Sinema dünyasının gizemi, rengi, cazibesi; çocuk akıllarımızı rüzgâr fırıldağı gibi fır fırlattıkça, olmadık düşlerin düş gezginleri olur, fikir firarlarımızı ancak "anneler eve çağırdığında" toplardık...
Artist oldum
Bir gün, üçüncü sınıfta talebe olduğum bir gün, bir anda okulun giriş holünde anne babamı gördüm. Öğretmenimle telaş telaş bir şey konuşuyorlardı. Aklım yerinden çıktı. Korktum, ürktüm... Sonra beni fark ettiler. Üçü de gülerek baktı yüzüme. Sonra çağırıp başımı okşadı Hatçe Öğretmen ve; "Hadi bakalım. Artist oluyorsun?.." dedi.
Zıp zıp zıpladım
Hiçbir şey anlamadım. Şaşırdım, aval oldum. Sonra beni aldılar, vapurla karşıya geçirdiler. Tek kelime bile söylemediler...
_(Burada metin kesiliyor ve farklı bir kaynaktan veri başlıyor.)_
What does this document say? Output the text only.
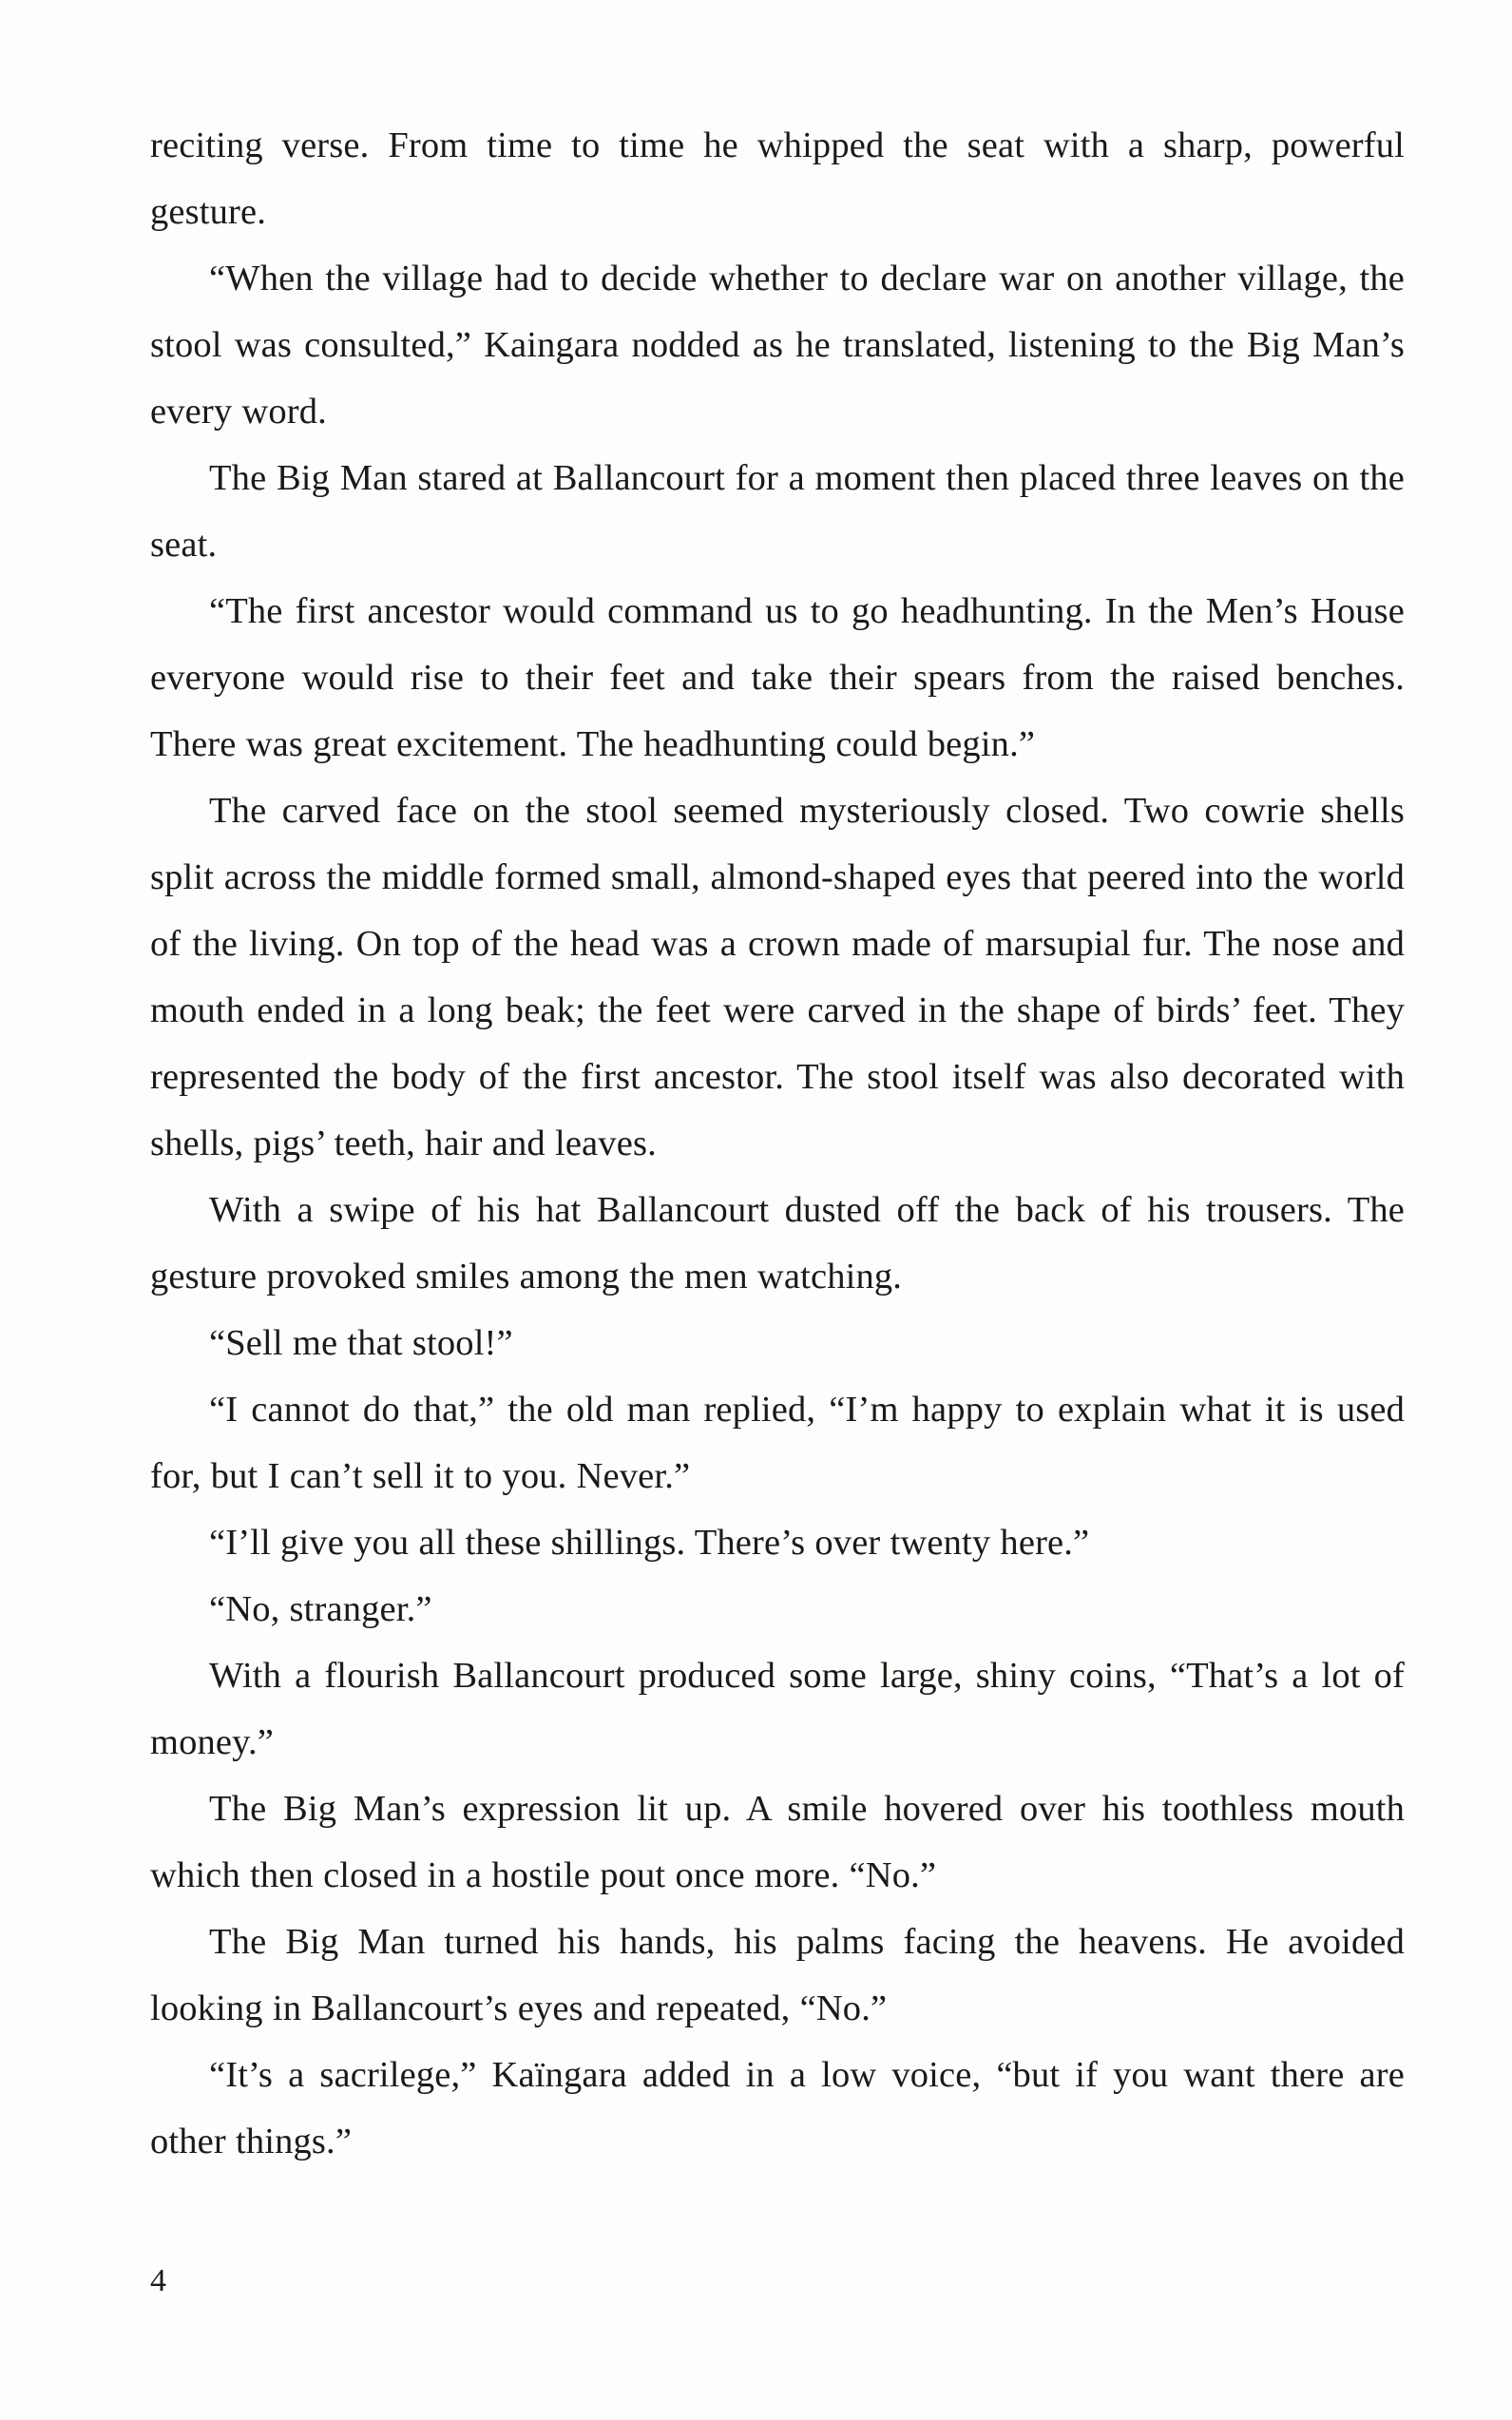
reciting verse. From time to time he whipped the seat with a sharp, powerful gesture.

“When the village had to decide whether to declare war on another village, the stool was consulted,” Kaingara nodded as he translated, listening to the Big Man’s every word.

The Big Man stared at Ballancourt for a moment then placed three leaves on the seat.

“The first ancestor would command us to go headhunting. In the Men’s House everyone would rise to their feet and take their spears from the raised benches. There was great excitement. The headhunting could begin.”

The carved face on the stool seemed mysteriously closed. Two cowrie shells split across the middle formed small, almond-shaped eyes that peered into the world of the living. On top of the head was a crown made of marsupial fur. The nose and mouth ended in a long beak; the feet were carved in the shape of birds’ feet. They represented the body of the first ancestor. The stool itself was also decorated with shells, pigs’ teeth, hair and leaves.

With a swipe of his hat Ballancourt dusted off the back of his trousers. The gesture provoked smiles among the men watching.

“Sell me that stool!”

“I cannot do that,” the old man replied, “I’m happy to explain what it is used for, but I can’t sell it to you. Never.”

“I’ll give you all these shillings. There’s over twenty here.”

“No, stranger.”

With a flourish Ballancourt produced some large, shiny coins, “That’s a lot of money.”

The Big Man’s expression lit up. A smile hovered over his toothless mouth which then closed in a hostile pout once more. “No.”

The Big Man turned his hands, his palms facing the heavens. He avoided looking in Ballancourt’s eyes and repeated, “No.”

“It’s a sacrilege,” Kaïngara added in a low voice, “but if you want there are other things.”

4
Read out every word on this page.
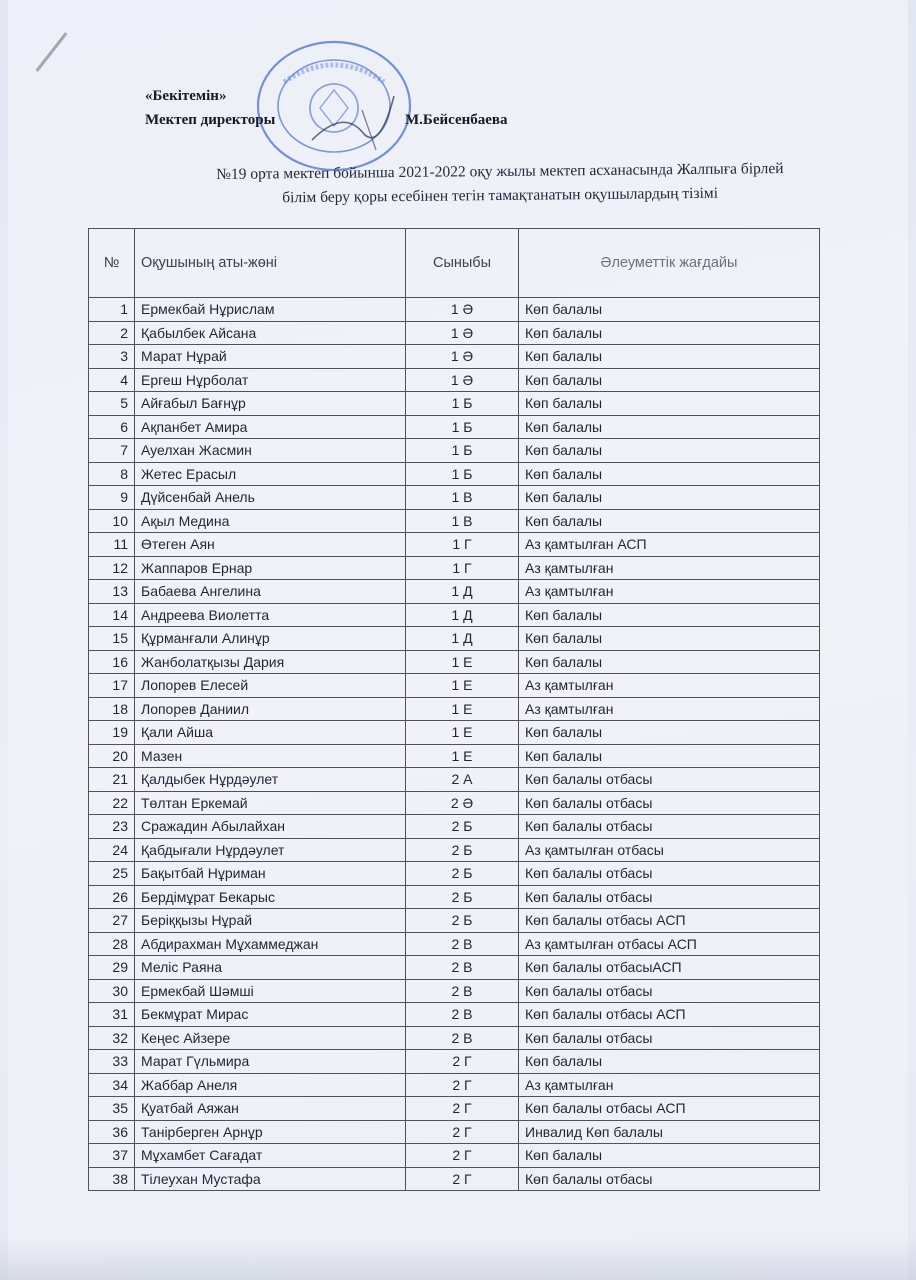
«Бекітемін»
Мектеп директоры	М.Бейсенбаева
№19 орта мектеп бойынша 2021-2022 оқу жылы мектеп асханасында Жалпыға бірлей
білім беру қоры есебінен тегін тамақтанатын оқушылардың тізімі
№	Оқушының аты-жөні	Сыныбы	Әлеуметтік жағдайы
1	Ермекбай Нұрислам	1 Ә	Көп балалы
2	Қабылбек Айсана	1 Ә	Көп балалы
3	Марат Нұрай	1 Ә	Көп балалы
4	Ергеш Нұрболат	1 Ә	Көп балалы
5	Айғабыл Бағнұр	1 Б	Көп балалы
6	Ақпанбет Амира	1 Б	Көп балалы
7	Ауелхан Жасмин	1 Б	Көп балалы
8	Жетес Ерасыл	1 Б	Көп балалы
9	Дүйсенбай Анель	1 В	Көп балалы
10	Ақыл Медина	1 В	Көп балалы
11	Өтеген Аян	1 Г	Аз қамтылған АСП
12	Жаппаров Ернар	1 Г	Аз қамтылған
13	Бабаева Ангелина	1 Д	Аз қамтылған
14	Андреева Виолетта	1 Д	Көп балалы
15	Құрманғали Алинұр	1 Д	Көп балалы
16	Жанболатқызы Дария	1 Е	Көп балалы
17	Лопорев Елесей	1 Е	Аз қамтылған
18	Лопорев Даниил	1 Е	Аз қамтылған
19	Қали Айша	1 Е	Көп балалы
20	Мазен	1 Е	Көп балалы
21	Қалдыбек Нұрдәулет	2 А	Көп балалы отбасы
22	Төлтан Еркемай	2 Ә	Көп балалы отбасы
23	Сражадин Абылайхан	2 Б	Көп балалы отбасы
24	Қабдығали Нұрдәулет	2 Б	Аз қамтылған отбасы
25	Бақытбай Нұриман	2 Б	Көп балалы отбасы
26	Бердімұрат Бекарыс	2 Б	Көп балалы отбасы
27	Беріққызы Нұрай	2 Б	Көп балалы отбасы АСП
28	Абдирахман Мұхаммеджан	2 В	Аз қамтылған отбасы АСП
29	Меліс Раяна	2 В	Көп балалы отбасыАСП
30	Ермекбай Шәмші	2 В	Көп балалы отбасы
31	Бекмұрат Мирас	2 В	Көп балалы отбасы АСП
32	Кеңес Айзере	2 В	Көп балалы отбасы
33	Марат Гүльмира	2 Г	Көп балалы
34	Жаббар Анеля	2 Г	Аз қамтылған
35	Қуатбай Аяжан	2 Г	Көп балалы отбасы АСП
36	Танірберген Арнұр	2 Г	Инвалид Көп балалы
37	Мұхамбет Сағадат	2 Г	Көп балалы
38	Тілеухан Мустафа	2 Г	Көп балалы отбасы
Sonra... Sonra... Sonra olanların kısa bi bölümünü atlıyor, beni olduğum yerde zıp zıp zıplatan kısma geçiyorum. Bir filmde rol alacaktım.
İstikbal...
Sonra... Sonra... Sonrasını yine atlıyor, o harikalar diyarından, o filmin setinden yani bir çiftlik sahnesine aparıyorum sizi. Karşımda dağ gibi duran tatlı-sert adam, İstikbal Filmi'nin senaristi-yönetmeni ve karakter oyuncusu Avni Dilligil. Yanı başında, şöhreti, karizması, yakışıklılığı ve çapkınlığıyla bu dönemlerin en kral popçusu, topçusuna beş basacak jönü Efkan Efekan duruyor. Yanları: Necdet Tosun, Sadettin Erbil, Feridun Çölgeçen, Belkıs Dilligil, Zerrin Arbaş'larla dolu. Nasıl bir şölendi o günler ve setler, unutmak mümkün mü?..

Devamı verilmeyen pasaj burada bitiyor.